Digital Signage used as Emergency Systems

Posted by: Richard Williams | Posted on: | 0 Comments

Oswego, a New York state university has tested a college-wide emergency system, which features digital signage as an integral part of its crisis communications.

In a simultaneous test of all emergency communications, State University of New York, Oswego is sending messages via voicemail on campus phones, the carillon outdoor announcement system and the digital signage system.

Forced by the Higher Education Opportunity Act to have some form of emergency communication, colleges in the USA also have to test these systems at least once a year.

The tragic Virginia Tech Massacre in 2007 placed a lot of emphasis on emergency warnings around college campuses. Virginia Tech received criticism after the massacre when it emerged students were arriving at campus, over an hour after the incident started, and walked straight into danger.

Providing emergency messaging in a location such as a college, however, is extremely difficult with the sheer volume of people, all arriving and leaving at different times, makes it incredibly difficult to communicate with them all.

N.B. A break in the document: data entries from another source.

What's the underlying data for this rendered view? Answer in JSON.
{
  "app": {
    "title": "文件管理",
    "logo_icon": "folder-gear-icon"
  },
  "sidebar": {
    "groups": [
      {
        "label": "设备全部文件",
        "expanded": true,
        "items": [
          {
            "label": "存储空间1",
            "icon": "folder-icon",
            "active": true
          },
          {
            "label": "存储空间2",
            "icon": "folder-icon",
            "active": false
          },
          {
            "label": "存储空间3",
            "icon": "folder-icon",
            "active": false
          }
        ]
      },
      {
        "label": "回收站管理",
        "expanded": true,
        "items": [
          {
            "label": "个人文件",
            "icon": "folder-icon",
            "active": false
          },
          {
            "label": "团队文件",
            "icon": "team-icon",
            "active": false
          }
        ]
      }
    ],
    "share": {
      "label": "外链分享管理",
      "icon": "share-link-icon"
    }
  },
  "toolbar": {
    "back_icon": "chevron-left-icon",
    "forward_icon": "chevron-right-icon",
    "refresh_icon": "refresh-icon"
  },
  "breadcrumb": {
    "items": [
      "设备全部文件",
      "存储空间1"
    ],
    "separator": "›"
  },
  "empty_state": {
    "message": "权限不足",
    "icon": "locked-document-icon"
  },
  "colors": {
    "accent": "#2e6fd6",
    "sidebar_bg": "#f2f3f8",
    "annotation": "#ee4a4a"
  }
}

Nearly all messaging systems are flawed in some way. Emails are only useful in emergencies if people are looking at a computer. Whilst voicemail and text messaging systems are only useful if people own a cell phone, have it switched on, and have given the college the number.

Digital signage has some great advantages over other messaging systems. Not only is it instant, able to relay emergency information as soon as it is uploaded. It can also be networked together, ensuring the same message appears on every screen.

With outdoor digital signage at every entrance and outside around campus, and with indoor screens also displaying the message, there is almost zero chance of those arriving at campus during an emergency not being aware.